Goods are often replaced even before their usefulness runs out. The perceived durability of a good in a throwaway society is often less than its physical durability. For example, in fast fashion, consumers buy the latest, novelty item because producers market styles that pass with the seasons. There is pressure on producers to advertise an increased number of "seasons", creating new styles so consumers can update their wardrobes often by buying cheap and flimsy, yet stylish clothes to keep up with current fashion trends. Items that once were considered durable items are now almost exclusively disposable, so it is actually more difficult for consumers who want a durable version to find anywhere selling one. The shift to disposable was ostensibly because of reasons such as convenience or hygiene, even if the inconvenience of using a durable version is very slight, or there is no proven increase in hygiene. This can lead to higher costs over time, more waste produced, more resources used, and lesser quality goods.
Not only has there been a movement by manufacturers towards goods that are less durable and not maintainable, producers have also withheld technology that would make common goods more durable, such as in the manufacture of light bulbs.
Catholic church attitude
Pope Francis frequently speaks about a "throwaway culture" in which unwanted items and unwanted people, such as the unborn, the elderly, and the poor, are discarded as waste. In his encyclical Laudato si', he discusses pollution, waste, the lack of recycling, and the destruction of the Earth as symptoms of this throwaway culture.

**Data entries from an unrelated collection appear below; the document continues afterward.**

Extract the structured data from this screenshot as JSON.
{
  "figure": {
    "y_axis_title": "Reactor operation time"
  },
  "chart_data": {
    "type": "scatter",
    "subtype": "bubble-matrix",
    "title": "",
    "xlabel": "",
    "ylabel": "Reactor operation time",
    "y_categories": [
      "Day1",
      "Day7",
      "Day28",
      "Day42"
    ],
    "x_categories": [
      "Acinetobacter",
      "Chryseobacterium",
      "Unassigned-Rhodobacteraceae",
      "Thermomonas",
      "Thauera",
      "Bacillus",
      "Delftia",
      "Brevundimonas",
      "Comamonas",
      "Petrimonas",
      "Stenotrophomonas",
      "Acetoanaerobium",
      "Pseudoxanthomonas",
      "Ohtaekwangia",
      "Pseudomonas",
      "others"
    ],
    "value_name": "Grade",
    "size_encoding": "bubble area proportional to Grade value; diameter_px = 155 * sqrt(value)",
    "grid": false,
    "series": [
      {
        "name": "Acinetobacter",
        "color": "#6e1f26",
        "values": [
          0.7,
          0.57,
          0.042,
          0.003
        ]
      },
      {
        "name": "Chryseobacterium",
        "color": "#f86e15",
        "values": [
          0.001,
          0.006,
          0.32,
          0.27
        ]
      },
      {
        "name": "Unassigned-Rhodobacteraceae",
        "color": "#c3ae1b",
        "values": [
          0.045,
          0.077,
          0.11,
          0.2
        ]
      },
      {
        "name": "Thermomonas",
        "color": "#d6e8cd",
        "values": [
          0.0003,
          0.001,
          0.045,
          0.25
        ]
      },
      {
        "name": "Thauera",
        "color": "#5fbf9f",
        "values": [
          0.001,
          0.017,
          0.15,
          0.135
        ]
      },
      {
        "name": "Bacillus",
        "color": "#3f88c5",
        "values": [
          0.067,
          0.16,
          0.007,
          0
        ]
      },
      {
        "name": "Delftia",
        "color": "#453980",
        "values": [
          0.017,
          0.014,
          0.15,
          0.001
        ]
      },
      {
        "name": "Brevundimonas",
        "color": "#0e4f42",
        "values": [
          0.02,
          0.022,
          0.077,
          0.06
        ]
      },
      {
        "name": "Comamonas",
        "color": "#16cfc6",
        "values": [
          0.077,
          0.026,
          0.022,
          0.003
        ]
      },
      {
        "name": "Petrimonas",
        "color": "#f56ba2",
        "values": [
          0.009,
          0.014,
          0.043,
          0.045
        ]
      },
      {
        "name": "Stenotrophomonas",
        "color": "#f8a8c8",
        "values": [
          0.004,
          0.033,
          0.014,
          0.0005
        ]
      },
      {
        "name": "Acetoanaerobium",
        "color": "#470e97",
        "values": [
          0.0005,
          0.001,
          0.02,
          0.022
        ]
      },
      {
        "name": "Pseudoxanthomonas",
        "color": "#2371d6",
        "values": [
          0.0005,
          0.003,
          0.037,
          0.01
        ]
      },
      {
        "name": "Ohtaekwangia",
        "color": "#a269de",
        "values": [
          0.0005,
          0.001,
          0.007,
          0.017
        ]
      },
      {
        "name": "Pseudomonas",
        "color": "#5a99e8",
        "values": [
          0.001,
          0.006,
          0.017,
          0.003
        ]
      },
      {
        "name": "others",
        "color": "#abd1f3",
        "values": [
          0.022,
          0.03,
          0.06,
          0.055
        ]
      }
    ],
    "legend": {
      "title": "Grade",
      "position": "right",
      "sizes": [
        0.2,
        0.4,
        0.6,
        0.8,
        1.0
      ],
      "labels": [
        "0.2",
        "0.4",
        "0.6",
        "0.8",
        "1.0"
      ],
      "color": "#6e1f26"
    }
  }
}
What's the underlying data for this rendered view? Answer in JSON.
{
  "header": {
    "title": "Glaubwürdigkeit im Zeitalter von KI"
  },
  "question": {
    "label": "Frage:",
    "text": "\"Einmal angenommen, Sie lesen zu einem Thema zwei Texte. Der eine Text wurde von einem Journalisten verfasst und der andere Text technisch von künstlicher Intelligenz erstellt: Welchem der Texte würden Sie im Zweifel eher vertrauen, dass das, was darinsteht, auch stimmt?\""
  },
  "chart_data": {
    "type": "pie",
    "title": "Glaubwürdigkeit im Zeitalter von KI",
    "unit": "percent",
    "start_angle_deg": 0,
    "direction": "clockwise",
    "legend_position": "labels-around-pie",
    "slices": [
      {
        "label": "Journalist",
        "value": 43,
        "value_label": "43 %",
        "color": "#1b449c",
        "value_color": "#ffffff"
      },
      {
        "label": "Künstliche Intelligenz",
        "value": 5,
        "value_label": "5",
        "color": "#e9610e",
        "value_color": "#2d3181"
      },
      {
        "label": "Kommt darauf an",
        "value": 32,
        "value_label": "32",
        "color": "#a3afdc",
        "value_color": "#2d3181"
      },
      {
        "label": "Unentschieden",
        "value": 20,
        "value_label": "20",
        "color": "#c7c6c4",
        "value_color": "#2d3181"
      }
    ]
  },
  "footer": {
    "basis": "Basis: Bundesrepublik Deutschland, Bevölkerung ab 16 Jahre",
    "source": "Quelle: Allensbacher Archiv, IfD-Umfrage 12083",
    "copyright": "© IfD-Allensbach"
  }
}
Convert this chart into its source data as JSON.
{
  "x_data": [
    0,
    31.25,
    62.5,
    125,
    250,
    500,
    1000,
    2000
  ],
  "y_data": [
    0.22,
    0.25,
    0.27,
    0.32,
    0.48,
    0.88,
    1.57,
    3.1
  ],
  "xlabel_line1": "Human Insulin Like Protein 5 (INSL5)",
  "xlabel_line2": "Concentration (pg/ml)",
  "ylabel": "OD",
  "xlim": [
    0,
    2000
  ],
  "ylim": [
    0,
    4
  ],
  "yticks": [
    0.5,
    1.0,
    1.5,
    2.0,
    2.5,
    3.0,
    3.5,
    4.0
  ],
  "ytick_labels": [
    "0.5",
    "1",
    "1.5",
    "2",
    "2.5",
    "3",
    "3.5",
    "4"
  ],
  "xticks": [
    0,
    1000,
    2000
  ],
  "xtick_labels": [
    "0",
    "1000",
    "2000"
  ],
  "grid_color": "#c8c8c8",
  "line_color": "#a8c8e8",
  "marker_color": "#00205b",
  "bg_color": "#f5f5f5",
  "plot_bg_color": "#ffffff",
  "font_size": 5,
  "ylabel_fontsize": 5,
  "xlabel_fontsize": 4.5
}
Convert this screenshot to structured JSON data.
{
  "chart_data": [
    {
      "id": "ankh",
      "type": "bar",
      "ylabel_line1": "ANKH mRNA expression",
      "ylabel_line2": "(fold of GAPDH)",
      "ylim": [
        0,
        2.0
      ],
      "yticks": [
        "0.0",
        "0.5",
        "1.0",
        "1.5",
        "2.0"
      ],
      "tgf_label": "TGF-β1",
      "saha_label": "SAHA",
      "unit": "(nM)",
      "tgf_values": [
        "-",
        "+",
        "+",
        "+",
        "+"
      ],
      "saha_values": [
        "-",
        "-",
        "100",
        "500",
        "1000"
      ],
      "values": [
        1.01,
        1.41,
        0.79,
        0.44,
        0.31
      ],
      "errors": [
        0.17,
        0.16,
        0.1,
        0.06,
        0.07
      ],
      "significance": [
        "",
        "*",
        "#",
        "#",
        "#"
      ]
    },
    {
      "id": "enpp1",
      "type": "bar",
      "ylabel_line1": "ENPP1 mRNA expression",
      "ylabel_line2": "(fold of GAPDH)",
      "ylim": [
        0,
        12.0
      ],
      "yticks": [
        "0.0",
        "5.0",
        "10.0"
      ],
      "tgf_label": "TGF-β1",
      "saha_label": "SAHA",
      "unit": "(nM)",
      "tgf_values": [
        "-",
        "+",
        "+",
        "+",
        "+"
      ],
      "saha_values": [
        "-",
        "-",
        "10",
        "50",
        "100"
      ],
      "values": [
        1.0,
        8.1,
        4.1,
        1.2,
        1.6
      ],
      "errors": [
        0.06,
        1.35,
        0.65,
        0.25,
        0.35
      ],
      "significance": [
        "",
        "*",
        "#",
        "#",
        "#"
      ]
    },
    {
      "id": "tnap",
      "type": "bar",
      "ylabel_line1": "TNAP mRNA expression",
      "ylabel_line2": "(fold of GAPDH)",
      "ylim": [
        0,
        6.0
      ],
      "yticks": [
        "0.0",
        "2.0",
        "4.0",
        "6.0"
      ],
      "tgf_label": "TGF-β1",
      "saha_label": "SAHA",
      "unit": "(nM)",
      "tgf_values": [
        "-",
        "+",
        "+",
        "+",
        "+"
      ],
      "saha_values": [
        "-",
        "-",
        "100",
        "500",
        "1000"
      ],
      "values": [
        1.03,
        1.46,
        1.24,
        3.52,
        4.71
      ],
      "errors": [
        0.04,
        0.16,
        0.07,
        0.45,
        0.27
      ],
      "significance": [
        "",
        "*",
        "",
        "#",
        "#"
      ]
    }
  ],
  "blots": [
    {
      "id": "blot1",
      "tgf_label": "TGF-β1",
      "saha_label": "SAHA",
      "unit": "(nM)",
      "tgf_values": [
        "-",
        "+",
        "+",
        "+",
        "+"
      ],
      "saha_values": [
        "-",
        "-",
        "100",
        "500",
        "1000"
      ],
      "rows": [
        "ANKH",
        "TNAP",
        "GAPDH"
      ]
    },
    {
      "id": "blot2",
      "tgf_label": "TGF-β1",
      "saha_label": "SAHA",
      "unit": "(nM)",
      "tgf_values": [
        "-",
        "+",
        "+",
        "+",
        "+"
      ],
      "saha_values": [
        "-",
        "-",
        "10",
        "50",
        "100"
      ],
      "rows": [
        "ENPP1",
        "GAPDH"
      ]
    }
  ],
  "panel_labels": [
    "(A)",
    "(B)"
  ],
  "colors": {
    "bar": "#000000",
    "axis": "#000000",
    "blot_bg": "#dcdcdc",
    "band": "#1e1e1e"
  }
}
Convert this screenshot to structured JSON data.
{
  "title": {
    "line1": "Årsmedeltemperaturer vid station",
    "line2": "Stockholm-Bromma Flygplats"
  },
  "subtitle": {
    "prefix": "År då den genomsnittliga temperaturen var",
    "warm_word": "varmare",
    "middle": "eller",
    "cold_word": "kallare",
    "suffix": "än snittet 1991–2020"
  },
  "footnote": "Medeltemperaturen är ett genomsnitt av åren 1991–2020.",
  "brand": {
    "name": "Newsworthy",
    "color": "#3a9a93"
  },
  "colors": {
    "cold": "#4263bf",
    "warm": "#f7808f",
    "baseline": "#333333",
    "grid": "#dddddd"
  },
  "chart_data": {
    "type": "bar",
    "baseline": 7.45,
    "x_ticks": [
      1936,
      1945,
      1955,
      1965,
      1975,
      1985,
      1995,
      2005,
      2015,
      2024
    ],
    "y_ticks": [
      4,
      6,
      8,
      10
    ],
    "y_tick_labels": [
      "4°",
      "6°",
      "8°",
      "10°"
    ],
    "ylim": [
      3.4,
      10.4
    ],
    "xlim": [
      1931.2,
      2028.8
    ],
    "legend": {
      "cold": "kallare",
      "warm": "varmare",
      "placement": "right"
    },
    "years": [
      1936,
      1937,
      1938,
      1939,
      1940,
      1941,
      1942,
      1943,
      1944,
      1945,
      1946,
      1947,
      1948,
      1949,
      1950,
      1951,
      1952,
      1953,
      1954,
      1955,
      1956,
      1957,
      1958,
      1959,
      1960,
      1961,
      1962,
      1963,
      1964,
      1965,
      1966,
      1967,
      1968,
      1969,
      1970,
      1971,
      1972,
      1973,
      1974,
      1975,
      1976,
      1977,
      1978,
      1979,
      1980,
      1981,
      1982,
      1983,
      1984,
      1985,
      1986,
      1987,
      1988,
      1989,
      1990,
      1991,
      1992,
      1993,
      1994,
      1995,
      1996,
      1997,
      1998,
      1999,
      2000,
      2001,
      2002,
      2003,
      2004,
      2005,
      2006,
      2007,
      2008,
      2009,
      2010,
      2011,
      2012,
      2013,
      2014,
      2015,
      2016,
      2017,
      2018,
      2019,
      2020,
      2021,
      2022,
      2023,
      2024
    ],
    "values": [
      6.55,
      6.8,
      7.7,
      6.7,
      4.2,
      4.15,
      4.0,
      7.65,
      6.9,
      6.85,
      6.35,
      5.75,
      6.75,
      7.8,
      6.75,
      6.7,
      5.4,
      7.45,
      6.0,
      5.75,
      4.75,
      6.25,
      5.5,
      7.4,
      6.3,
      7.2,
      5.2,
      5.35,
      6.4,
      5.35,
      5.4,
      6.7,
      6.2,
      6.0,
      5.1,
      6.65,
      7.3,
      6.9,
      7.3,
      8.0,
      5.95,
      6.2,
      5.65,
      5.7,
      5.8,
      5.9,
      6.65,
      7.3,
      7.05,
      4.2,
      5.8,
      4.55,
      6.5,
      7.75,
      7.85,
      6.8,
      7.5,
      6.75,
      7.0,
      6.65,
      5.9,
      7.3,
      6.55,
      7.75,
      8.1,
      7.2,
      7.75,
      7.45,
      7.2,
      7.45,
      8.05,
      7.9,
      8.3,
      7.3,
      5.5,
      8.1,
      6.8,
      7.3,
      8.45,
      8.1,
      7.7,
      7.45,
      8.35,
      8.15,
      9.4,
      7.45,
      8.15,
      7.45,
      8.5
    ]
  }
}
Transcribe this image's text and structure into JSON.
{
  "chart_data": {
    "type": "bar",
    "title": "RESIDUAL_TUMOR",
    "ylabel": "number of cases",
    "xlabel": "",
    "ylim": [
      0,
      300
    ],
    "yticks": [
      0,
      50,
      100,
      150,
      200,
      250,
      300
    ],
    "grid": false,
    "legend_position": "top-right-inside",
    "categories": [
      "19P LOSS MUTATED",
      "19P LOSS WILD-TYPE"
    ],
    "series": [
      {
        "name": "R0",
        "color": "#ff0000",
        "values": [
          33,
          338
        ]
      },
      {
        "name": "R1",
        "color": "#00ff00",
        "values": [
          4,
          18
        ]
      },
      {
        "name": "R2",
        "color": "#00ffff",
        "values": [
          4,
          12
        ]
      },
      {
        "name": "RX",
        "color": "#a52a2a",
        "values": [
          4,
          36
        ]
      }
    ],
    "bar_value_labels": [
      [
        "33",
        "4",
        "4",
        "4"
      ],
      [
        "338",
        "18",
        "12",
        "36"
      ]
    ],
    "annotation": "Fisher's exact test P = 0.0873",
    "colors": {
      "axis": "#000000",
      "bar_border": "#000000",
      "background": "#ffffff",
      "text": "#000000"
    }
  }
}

Francis stated that in a throwaway culture, even human lives are seen as disposable. He also cited the dangers of this culture in connection with immigration, saying, "A change of attitude towards migrants and refugees is needed on the part of everyone, moving away from attitudes of defensiveness and fear, indifference and marginalization – all typical of a throwaway culture – towards attitudes based on a culture of encounter, the only culture capable of building a better, more just and fraternal world."